Il deputato di Fratelli d’Italia critica le parole del rettore dell’Università per Stranieri di Siena sul referendum e chiede un passo indietro dall’incarico
Nuovo scontro politico sul referendum costituzionale sulla giustizia. Il deputato di Fratelli d’Italia Francesco Michelotti chiede le dimissioni del rettore dell’Università per Stranieri di Siena, Tomaso Montanari, dopo alcune dichiarazioni rilasciate durante un incontro pubblico a Firenze.
Secondo Michelotti, Montanari avrebbe «perso l’ennesima occasione per tacere» e, non entrando nel merito dei contenuti del referendum, avrebbe preferito ricorrere all’insulto contro esponenti delle istituzioni. Il parlamentare cita in particolare gli attacchi rivolti al presidente del Consiglio Giorgia Meloni, al presidente del Senato Ignazio La Russa e ai ministri Carlo Nordio e Francesco Lollobrigida.

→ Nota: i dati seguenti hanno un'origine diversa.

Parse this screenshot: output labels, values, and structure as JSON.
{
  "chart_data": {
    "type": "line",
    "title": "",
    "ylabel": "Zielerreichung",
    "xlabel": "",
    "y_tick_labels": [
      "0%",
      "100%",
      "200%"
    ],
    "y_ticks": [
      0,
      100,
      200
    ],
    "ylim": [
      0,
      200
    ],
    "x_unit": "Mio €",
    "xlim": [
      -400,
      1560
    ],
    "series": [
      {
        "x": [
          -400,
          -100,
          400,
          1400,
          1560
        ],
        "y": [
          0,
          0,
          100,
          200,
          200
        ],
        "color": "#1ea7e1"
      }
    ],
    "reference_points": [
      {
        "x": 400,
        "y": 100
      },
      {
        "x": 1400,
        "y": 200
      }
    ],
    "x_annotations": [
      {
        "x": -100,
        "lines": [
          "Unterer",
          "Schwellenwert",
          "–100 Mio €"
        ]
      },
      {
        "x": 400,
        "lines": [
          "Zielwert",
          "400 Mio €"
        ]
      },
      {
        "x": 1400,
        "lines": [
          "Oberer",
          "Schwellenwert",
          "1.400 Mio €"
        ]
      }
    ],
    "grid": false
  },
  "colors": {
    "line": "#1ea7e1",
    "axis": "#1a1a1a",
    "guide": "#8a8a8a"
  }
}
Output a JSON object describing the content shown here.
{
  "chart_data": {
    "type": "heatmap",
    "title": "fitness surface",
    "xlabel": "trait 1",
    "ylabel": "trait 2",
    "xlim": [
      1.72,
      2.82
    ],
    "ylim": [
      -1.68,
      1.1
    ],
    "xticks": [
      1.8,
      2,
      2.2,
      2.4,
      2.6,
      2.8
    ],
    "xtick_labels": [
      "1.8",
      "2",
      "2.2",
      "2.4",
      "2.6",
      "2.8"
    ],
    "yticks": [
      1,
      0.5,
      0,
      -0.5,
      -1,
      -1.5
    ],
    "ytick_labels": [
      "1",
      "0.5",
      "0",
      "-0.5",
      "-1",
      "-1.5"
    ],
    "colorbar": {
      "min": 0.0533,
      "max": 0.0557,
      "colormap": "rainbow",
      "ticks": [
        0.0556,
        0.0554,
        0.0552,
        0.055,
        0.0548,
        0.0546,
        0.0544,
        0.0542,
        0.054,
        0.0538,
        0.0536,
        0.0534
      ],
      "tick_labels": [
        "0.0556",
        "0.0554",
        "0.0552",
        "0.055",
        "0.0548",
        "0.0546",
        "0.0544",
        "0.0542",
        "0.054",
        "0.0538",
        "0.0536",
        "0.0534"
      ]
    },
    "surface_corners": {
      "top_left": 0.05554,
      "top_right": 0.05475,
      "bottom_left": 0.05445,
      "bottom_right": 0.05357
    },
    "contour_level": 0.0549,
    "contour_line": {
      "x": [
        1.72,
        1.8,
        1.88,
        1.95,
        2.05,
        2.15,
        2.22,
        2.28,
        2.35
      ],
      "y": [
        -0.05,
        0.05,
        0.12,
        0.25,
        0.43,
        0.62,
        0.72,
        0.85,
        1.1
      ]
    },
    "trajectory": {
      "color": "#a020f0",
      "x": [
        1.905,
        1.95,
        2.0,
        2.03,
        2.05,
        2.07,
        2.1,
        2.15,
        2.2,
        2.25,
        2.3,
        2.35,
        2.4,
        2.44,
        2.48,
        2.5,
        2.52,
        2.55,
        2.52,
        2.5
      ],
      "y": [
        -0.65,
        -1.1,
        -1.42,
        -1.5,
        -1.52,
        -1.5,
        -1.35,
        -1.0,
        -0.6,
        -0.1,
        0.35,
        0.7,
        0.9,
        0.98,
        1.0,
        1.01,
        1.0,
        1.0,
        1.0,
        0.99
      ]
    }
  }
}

«Il basso registro che da sempre caratterizza Montanari – afferma Michelotti in una nota – scredita e mortifica l’Università per Stranieri di Siena». Da qui la richiesta di dimissioni: «Chi ricopre un ruolo che dovrebbe rappresentare un modello di alto profilo istituzionale non può permettersi di offendere lo Stato».
La polemica si inserisce nel clima politico acceso che accompagna la campagna referendaria sulla riforma della giustizia, su cui nelle ultime settimane si stanno moltiplicando prese di posizione e confronti pubblici.